Le verdict des urnes redessine profondément le paysage politique lyonnais. Après une élection extrêmement disputée, Grégory Doucet conserve la mairie avec 46 sièges, tandis que Jean-Michel Aulas s’impose à la tête d’une opposition solide de 27 élus. Une configuration qui annonce un mandat sous haute tension.
Avec 50,67 % des voix au second tour, Grégory Doucet a sauvé son fauteuil de maire, mais sans dégager de large avance politique.
Sa majorité repose sur un bloc de 46 conseillers municipaux, issus d’une coalition élargie allant des écologistes aux socialistes, en passant par les communistes et des représentants de Place Publique.
Fait notable : sept élus issus de La France insoumise, pourtant présents sur la liste d’union, ont annoncé vouloir siéger en opposition. Une décision qui pourrait fragiliser l’équilibre interne de la majorité.
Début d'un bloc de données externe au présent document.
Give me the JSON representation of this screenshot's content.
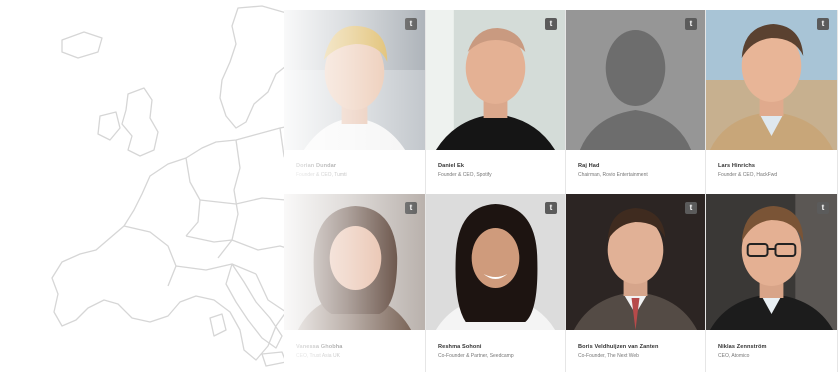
{
  "profiles": [
    {
      "name": "Dorian Dundar",
      "role": "Founder & CEO, Tumti",
      "photo": "blond-man-white-tshirt"
    },
    {
      "name": "Daniel Ek",
      "role": "Founder & CEO, Spotify",
      "photo": "bald-man-black-shirt"
    },
    {
      "name": "Raj Had",
      "role": "Chairman, Rovio Entertainment",
      "photo": "silhouette-placeholder"
    },
    {
      "name": "Lars Hinrichs",
      "role": "Founder & CEO, HackFwd",
      "photo": "man-beige-jacket"
    },
    {
      "name": "Vanessa Ghobha",
      "role": "CEO, Trust Asia UK",
      "photo": "woman-brown-hair"
    },
    {
      "name": "Reshma Sohoni",
      "role": "Co-Founder & Partner, Seedcamp",
      "photo": "woman-black-hair-smiling"
    },
    {
      "name": "Boris Veldhuijzen van Zanten",
      "role": "Co-Founder, The Next Web",
      "photo": "man-suit-tie"
    },
    {
      "name": "Niklas Zennström",
      "role": "CEO, Atomico",
      "photo": "man-glasses"
    }
  ],
  "badge_icon": "twitter-icon",
  "colors": {
    "map_stroke": "#d8d8d8",
    "photo_bg_light": "#c9c9c9",
    "photo_bg_dark": "#5a5a5a",
    "silhouette": "#7a7a7a",
    "caption_name": "#333333",
    "caption_role": "#777777"
  }
}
Des visages reconduits… et des absents de poids
Parmi les figures reconduites, plusieurs adjoints sortants conservent leur siège, à l’image de Stéphanie Léger, Audrey Hénocque ou encore Gautier Chapuis.
Mais cette nouvelle mandature marque aussi des départs. Plusieurs élus de la majorité sortante ne feront pas leur retour au conseil municipal, dont la députée socialiste Sandrine Runel ou encore certains adjoints, écartés en raison de leur position sur la liste.
Face à cette majorité relative, Jean-Michel Aulas dispose de 27 sièges, un score conséquent qui lui permet d’incarner une opposition organisée et potentiellement influente.
Autour de lui, son groupe Cœur Lyonnais rassemble des profils variés : élus de droite, du centre, mais aussi des figures issues de la société civile.
Parmi eux, on retrouve notamment le maire LR du 2e arrondissement Pierre Oliver, l’ancien adjoint Yann Cucherat ou encore l’ex-député Thomas Rudigoz.
Avec une majorité moins confortable qu’en 2020 et une opposition renforcée, les équilibres s’annoncent délicats.
Si les élus insoumis confirment leur positionnement en dehors de la majorité, et si des dissidences apparaissent au sein des groupes de gauche, certains dossiers pourraient se retrouver bloqués.
Le fonctionnement du conseil municipal dépendra donc largement de la capacité des différentes forces à trouver des compromis.
Aulas entre Ville et Métropole
Autre inconnue : le rôle que jouera Jean-Michel Aulas dans la durée. Le candidat battu a laissé entendre qu’il pourrait privilégier son action à la Métropole plutôt que son mandat municipal.
S’il devait finalement démissionner, cela entraînerait l’entrée de la suivante sur sa liste au conseil municipal.
La première réunion du nouveau conseil municipal est prévue ce vendredi, avec l’élection officielle du maire.